Mais examinons encore une fois si dans ce que nous enseigne la Critique nous ne découvrirons rien à quoi nous puissions nous rallier ! Je ne suis pas libre tant que je ne me dépouille pas de tout intérêt, et je ne suis pas homme tant que je ne suis pas désintéressé. Soit, mais il m'importe en somme assez peu d'être homme et d'être libre, tandis qu'il m'importe beaucoup de ne laisser échapper sans en profiter aucune occasion de m'affirmer et de me mettre en valeur. De ces occasions, le Critique m'en fournit une en professant que lorsque quelque chose s'implante en moi et devient indéracinable, je deviens le prisonnier et le serviteur de cette chose autrement dit son possédé. Tout intérêt pour quoi que ce soit fait de moi, quand je ne sais plus m'en dégager, son esclave, et n'est plus ma propriété : c'est moi qui suis la sienne. C'est la Critique qui nous y invite : ne laissons s'ancrer, devenir stable, aucune partie de notre propriété, et ne nous trouvons bien que lorsque nous — détruisons.

Tu n'es homme, dit la Critique, que si tu critiques, analyses et détruis sans repos ni trêve ! Et nous disons : Je suis homme sans cela, et qui plus est je suis Moi. Aussi ne veux-je prendre d'autre souci que celui de m'assurer ma propriété ; et pour me la bien assurer, je la ramène perpétuellement à moi, je supprime en elle toute velléité d'indépendance, et je la « consomme » avant qu'elle ait le temps de se cristalliser et de devenir « idée fixe » ou « manie ».

Et si j'agis ainsi, ce n'est pas parce que « l'Humanité m'y convie » et m'en fait un devoir, mais parce que je m'y convie moi-même. Je ne me raidis point pour renverser tout ce qu'il est théoriquement possible à un homme de renverser ; tant que je n'ai pas encore dix ans, par exemple, je ne critique pas l'absurdité du Décalogue ; en suis-je moins homme ? Peut-être même que si mes dix ans agissent humainement, c'est précisément en ne la critiquant pas ! Bref, je n'ai pas de vocation et je n'en suis aucune, pas même celle d'être homme.

Est-ce à dire que je refuse les bénéfices réalisés dans les différentes directions par les efforts du Libéralisme ? Oh ! que non ! Gardons-nous de rien laisser perdre de ce qui est acquis. Seulement, à présent, que, grâce au Libéralisme, voilà l’ « Homme » libéré, je tourne les yeux vers moi-même, et je le proclame hautement : ce que l'homme a l'air d'avoir gagné, c'est Moi, et Moi seul, qui l'ai gagné.

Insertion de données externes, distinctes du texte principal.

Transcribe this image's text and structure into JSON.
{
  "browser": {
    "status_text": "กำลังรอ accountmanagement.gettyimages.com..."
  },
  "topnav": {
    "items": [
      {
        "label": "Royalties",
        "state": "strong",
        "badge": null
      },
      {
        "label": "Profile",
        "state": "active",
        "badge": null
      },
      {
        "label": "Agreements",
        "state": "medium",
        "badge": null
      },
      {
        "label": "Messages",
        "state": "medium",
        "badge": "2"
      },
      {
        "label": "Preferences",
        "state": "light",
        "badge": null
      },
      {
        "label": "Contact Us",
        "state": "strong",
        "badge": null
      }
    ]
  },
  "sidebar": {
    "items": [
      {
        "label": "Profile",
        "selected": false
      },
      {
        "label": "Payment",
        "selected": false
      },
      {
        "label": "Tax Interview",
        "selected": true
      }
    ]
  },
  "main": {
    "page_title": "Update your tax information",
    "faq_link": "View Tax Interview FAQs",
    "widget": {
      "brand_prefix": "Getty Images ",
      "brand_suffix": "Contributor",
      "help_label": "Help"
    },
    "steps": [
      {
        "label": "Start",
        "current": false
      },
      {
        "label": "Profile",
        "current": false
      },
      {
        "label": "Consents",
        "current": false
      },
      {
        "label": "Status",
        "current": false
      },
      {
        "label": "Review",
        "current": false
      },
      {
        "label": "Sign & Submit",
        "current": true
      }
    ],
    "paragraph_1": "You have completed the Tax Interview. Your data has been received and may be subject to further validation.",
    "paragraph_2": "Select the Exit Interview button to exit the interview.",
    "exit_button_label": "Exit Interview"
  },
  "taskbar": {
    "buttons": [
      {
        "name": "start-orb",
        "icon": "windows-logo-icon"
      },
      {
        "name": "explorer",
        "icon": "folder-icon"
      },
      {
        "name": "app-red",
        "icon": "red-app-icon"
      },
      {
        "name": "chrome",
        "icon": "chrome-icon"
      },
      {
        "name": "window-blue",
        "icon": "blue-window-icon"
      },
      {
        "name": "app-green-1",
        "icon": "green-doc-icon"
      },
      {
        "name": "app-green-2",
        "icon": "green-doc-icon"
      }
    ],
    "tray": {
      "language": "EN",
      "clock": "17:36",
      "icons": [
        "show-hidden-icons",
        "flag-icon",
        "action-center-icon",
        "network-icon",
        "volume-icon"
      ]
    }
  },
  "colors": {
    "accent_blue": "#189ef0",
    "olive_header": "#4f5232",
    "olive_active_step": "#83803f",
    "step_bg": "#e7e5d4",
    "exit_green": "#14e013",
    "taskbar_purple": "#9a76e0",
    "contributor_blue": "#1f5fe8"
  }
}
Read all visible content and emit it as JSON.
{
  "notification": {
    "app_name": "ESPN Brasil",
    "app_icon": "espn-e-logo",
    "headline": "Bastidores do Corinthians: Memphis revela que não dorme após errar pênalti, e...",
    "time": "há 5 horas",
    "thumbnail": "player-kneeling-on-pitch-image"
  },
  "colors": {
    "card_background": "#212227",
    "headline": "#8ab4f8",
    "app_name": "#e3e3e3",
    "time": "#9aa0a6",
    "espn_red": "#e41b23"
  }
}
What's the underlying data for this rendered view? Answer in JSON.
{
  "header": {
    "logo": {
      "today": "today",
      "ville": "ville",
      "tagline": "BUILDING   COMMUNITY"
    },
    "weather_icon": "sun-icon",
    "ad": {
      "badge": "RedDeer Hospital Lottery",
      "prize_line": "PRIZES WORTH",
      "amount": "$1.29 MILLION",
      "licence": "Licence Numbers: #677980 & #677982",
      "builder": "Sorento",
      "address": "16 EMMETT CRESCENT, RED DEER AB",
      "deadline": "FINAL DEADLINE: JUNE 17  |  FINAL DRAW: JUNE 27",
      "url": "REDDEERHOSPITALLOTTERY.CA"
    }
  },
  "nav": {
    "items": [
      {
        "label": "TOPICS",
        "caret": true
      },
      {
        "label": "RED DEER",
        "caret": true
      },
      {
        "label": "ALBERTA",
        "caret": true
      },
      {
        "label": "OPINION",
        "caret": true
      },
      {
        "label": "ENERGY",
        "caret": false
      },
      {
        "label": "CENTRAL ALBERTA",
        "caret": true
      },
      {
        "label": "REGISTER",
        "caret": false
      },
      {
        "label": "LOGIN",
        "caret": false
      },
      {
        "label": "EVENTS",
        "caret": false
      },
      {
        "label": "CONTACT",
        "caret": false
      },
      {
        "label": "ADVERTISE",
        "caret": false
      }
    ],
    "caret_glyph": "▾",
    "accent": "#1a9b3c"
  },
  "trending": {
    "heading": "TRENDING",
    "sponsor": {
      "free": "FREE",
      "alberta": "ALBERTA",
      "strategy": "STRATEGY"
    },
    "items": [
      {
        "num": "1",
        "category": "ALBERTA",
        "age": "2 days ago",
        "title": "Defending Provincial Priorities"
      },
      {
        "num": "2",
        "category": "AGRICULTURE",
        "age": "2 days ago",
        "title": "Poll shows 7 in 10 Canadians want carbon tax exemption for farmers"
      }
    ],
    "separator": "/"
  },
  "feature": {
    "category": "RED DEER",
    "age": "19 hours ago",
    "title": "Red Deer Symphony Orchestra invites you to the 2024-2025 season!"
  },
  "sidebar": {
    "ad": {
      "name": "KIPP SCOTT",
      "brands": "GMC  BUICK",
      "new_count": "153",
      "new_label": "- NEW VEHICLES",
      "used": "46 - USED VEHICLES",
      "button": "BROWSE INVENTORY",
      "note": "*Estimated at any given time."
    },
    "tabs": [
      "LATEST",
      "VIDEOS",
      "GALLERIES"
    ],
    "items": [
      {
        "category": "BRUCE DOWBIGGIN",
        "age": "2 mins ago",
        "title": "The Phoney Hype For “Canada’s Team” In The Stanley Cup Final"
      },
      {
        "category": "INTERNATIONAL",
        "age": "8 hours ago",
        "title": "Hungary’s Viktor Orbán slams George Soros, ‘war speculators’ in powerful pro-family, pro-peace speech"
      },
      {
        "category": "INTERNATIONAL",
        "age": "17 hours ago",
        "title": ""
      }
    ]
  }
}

L'homme est libre quand « l'Homme est pour l'homme l'être suprême ». Il faut donc, pour que l'oeuvre du Libéralisme soit complète et parachevée, que tout autre être suprême soit anéanti, que la Théologie soit détrônée par l'Anthropologie, qu'on se moque de Dieu et de la Providence, et que l' « athéisme » devienne universel.

Que « mon Dieu » même en arrive à n'avoir plus aucun sens, c'est la dernière perte que puisse faire l'égoïsme de la propriété, car Dieu n'existe que s'il a à coeur le salut de l'individu, comme celui-ci cherche en lui son salut.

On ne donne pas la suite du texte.